A juvene et Cupido credatur reddita virgo.
Horace n'auroit pas manqué de dire:
Credat judæus Apella, non ego.
Ménélas, plus crédule, n'y regarda point de si près; et quoique la belle Hélène eût déjà eu un enfant de Thésée:
Il la prit pour pucelle,
Et dans son erreur par la belle
Apparemment il fut laissé.
(La Fontaine, conte de La Fiancée du roi de Garbe.)
Et si l'on doit ajouter quelque foi au témoignage de ce poëte, lorsqu'elle fut de retour à Sparte, après un séjour de dix ans à la cour de Priam:
Ménélas rencontra des charmes dans Hélène
Qu'avant qu'être à Pâris la belle n'avoit pas.
(Conte de La Coupe enchantée.)
L'auteur du Roman de la Rose soutient que les femmes ont été de tous temps les causes des guerres et des disputes qui se sont élevées parmi les hommes: Horace l'avoit dit avant lui.

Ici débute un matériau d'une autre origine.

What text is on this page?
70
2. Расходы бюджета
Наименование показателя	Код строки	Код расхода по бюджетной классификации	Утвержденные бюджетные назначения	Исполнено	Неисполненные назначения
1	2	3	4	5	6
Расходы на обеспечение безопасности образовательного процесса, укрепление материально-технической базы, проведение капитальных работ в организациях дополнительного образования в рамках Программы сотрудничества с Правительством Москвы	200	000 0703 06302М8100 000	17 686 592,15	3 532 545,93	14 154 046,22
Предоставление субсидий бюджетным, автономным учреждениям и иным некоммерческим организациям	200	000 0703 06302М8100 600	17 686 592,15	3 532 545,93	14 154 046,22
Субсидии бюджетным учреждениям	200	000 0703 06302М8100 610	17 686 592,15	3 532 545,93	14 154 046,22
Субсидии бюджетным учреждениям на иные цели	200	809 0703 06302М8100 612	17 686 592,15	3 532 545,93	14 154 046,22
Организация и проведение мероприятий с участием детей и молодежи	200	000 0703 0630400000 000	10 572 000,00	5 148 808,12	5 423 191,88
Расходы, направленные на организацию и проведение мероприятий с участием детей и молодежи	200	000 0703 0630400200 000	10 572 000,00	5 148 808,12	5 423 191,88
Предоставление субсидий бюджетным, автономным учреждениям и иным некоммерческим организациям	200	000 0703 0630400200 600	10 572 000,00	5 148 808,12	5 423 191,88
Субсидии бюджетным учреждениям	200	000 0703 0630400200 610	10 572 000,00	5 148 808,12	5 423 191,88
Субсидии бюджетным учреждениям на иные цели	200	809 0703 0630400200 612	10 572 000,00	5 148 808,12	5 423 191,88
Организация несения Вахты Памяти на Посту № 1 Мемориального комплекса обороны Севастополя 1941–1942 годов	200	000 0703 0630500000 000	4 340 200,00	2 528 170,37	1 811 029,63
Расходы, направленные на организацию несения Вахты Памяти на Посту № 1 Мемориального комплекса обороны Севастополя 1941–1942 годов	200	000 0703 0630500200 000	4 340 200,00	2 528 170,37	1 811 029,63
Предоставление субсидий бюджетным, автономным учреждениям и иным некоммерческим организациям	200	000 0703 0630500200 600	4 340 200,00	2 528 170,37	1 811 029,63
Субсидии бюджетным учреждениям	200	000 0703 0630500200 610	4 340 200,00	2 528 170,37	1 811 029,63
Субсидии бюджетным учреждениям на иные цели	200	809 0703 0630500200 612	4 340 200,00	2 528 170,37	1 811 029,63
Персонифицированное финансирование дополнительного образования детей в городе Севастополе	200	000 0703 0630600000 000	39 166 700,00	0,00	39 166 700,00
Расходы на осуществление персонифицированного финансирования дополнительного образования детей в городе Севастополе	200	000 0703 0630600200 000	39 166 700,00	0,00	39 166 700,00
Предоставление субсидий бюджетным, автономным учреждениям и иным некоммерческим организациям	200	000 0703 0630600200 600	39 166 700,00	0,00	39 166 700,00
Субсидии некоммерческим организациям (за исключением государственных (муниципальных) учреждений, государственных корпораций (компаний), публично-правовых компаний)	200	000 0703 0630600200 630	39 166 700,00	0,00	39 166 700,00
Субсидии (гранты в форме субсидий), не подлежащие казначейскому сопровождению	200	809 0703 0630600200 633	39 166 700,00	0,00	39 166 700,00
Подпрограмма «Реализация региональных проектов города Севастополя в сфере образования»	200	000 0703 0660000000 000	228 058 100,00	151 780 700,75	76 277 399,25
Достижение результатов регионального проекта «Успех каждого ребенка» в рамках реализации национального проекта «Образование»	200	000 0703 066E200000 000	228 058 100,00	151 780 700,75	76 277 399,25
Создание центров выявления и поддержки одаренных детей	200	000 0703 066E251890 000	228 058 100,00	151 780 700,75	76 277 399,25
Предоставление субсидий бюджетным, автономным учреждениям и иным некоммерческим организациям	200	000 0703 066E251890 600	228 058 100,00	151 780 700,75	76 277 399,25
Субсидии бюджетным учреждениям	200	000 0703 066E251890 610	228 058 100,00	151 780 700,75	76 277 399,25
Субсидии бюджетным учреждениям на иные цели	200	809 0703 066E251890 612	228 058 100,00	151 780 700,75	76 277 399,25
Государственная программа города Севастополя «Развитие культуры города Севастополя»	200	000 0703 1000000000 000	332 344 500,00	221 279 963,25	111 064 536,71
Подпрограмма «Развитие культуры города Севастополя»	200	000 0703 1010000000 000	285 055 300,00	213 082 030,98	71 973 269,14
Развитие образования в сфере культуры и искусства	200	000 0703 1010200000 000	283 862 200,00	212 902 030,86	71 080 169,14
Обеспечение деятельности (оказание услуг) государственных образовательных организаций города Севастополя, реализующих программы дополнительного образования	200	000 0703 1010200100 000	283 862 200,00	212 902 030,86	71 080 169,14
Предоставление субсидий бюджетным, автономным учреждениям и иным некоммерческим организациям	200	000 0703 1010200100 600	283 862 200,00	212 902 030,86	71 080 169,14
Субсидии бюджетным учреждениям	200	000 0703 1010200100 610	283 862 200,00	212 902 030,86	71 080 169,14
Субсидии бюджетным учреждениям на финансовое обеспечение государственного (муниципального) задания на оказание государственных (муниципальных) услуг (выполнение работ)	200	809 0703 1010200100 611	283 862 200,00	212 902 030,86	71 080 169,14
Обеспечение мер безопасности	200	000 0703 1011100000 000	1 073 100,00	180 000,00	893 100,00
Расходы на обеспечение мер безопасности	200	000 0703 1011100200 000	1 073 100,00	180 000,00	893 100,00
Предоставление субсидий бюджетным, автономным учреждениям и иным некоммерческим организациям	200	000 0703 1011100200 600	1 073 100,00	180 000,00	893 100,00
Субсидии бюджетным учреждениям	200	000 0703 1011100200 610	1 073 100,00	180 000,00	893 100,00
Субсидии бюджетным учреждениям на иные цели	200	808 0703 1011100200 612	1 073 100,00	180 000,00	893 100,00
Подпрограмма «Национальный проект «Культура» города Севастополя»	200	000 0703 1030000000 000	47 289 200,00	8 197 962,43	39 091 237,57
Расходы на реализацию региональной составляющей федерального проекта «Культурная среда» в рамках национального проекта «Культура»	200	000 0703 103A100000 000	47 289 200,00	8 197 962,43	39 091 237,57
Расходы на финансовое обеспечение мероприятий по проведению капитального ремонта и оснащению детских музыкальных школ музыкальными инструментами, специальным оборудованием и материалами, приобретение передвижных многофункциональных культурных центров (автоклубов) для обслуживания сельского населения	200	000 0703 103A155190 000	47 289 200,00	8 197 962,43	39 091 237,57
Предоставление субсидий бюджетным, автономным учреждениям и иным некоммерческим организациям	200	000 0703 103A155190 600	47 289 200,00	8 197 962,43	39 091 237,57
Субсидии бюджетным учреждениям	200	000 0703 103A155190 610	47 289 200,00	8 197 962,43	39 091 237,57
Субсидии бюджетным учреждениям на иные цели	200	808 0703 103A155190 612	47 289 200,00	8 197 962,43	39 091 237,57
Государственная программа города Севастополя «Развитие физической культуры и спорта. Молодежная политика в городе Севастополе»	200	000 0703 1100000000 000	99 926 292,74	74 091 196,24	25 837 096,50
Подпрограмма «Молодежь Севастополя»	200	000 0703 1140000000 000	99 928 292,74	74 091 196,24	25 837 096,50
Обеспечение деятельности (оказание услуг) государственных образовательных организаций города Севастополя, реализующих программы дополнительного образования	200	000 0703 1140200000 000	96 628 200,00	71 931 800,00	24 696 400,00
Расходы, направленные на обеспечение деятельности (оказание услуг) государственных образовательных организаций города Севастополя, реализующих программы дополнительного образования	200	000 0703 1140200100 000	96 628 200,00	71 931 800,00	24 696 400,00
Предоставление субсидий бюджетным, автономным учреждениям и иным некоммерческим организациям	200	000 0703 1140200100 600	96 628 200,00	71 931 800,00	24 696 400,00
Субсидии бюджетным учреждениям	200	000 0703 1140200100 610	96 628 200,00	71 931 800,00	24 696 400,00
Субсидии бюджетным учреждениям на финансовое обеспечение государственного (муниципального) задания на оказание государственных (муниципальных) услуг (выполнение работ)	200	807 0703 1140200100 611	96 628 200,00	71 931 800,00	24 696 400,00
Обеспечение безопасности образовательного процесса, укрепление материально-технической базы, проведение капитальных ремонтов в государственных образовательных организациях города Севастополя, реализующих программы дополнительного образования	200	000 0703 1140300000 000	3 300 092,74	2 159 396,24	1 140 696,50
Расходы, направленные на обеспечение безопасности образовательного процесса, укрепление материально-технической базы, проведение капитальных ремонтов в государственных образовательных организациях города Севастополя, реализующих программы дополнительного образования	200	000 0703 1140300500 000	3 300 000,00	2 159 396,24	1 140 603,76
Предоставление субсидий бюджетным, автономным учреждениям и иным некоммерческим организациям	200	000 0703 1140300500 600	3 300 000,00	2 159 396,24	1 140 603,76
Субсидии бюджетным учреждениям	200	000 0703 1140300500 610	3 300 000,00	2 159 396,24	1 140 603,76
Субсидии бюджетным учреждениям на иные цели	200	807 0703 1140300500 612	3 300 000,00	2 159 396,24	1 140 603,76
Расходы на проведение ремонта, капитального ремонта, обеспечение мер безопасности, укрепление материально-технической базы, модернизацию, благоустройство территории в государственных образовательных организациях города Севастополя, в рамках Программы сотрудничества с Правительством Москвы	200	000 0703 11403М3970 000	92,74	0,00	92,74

Ménélas étant mort, Nicostrate et Mégapente chassèrent Hélène, qui crut trouver un asile à Rhodes, auprès de Polixo, qui commandoit dans cette isle; mais au lieu d'y recevoir le secours qu'elle devoit attendre de sa parente, elle fut pendue à un arbre par les ordres de cette reine. (Lantin de Damerey.)
Vers 14626-14782.
Naturam expellas furcâ, tamen usque recurret.

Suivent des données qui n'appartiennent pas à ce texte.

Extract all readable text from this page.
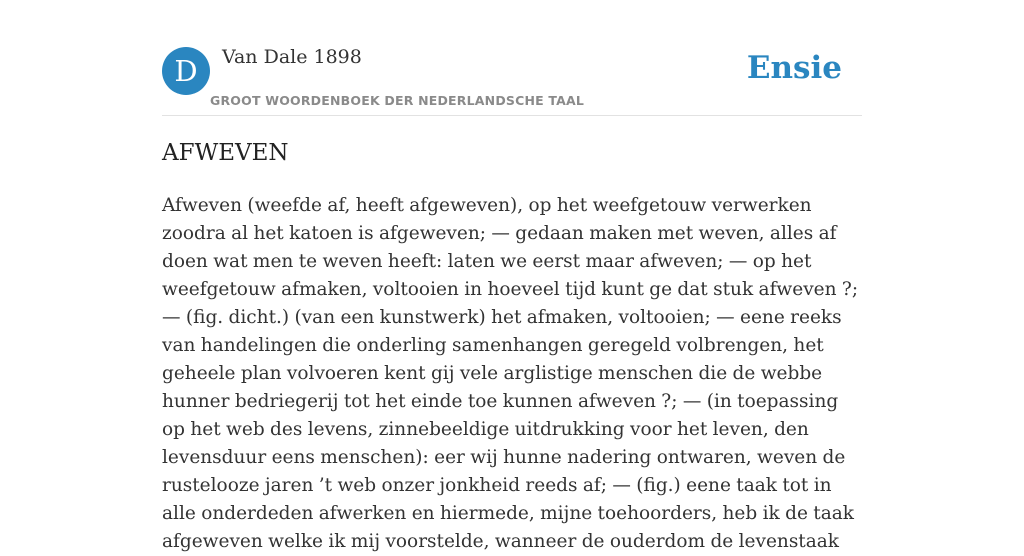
D	Van Dale 1898
GROOT WOORDENBOEK DER NEDERLANDSCHE TAAL
Ensie
AFWEVEN

Afweven (weefde af, heeft afgeweven), op het weefgetouw verwerken zoodra al het katoen is afgeweven; — gedaan maken met weven, alles af doen wat men te weven heeft: laten we eerst maar afweven; — op het weefgetouw afmaken, voltooien in hoeveel tijd kunt ge dat stuk afweven ?; — (fig. dicht.) (van een kunstwerk) het afmaken, voltooien; — eene reeks van handelingen die onderling samenhangen geregeld volbrengen, het geheele plan volvoeren kent gij vele arglistige menschen die de webbe hunner bedriegerij tot het einde toe kunnen afweven ?; — (in toepassing op het web des levens, zinnebeeldige uitdrukking voor het leven, den levensduur eens menschen): eer wij hunne nadering ontwaren, weven de rustelooze jaren ’t web onzer jonkheid reeds af; — (fig.) eene taak tot in alle onderdeden afwerken en hiermede, mijne toehoorders, heb ik de taak afgeweven welke ik mij voorstelde, wanneer de ouderdom de levenstaak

(Horat., lib. I, epist. x, carm. 24.)
Ce que La Fontaine a dit depuis dans la fable de La Chatte métamorphosée en femme:
Coups de fourches ni d'étrivières
Ne lui font changer de manières....
Qu'on lui ferme la porte au nez,
Il reviendra par les fenêtres.
(Lantin de Damerey.)
Vers 14676-14832.
Qu'el n'en ra nules espiées,
Fors que les truisse déliées.
Ces deux vers sont incompréhensibles ici. Evidemment le passage a été mal restitué. Dans l'édition de Dupré, il est au contraire très-clair. En effet, ces deux vers se trouvent plus haut, après:
Se frein ou bride nel' retarde;
Qu'il n'en ra nules espiées,
Fors que les treuve desliées,
Ou qu'il puisse sur eus saillir,
Toutes les voudroit assaillir.
Traduction mot à mot:
Si frein ou bride ne l'arrête;
Il n'en a pourtant nulles épiées,
Il suffit qu'il les trouve déliées
Ou qu'il puisse dessus saillir,
Toutes les voudrait assaillir.
Puis nous trouvons plus loin:[p.458]
C'est cis qui ses maris seroit,
Qu'ele n'en a nul espié,
Mais que le treuve deslié.
Ce passage, ainsi restitué, devient on ne peut plus clair. Mais comme l'a reproduit Méon, les deux derniers vers n'ont aucun sens, car il est impossible d'expliquer ces deux participes, desliées, espiées, au féminin pluriel.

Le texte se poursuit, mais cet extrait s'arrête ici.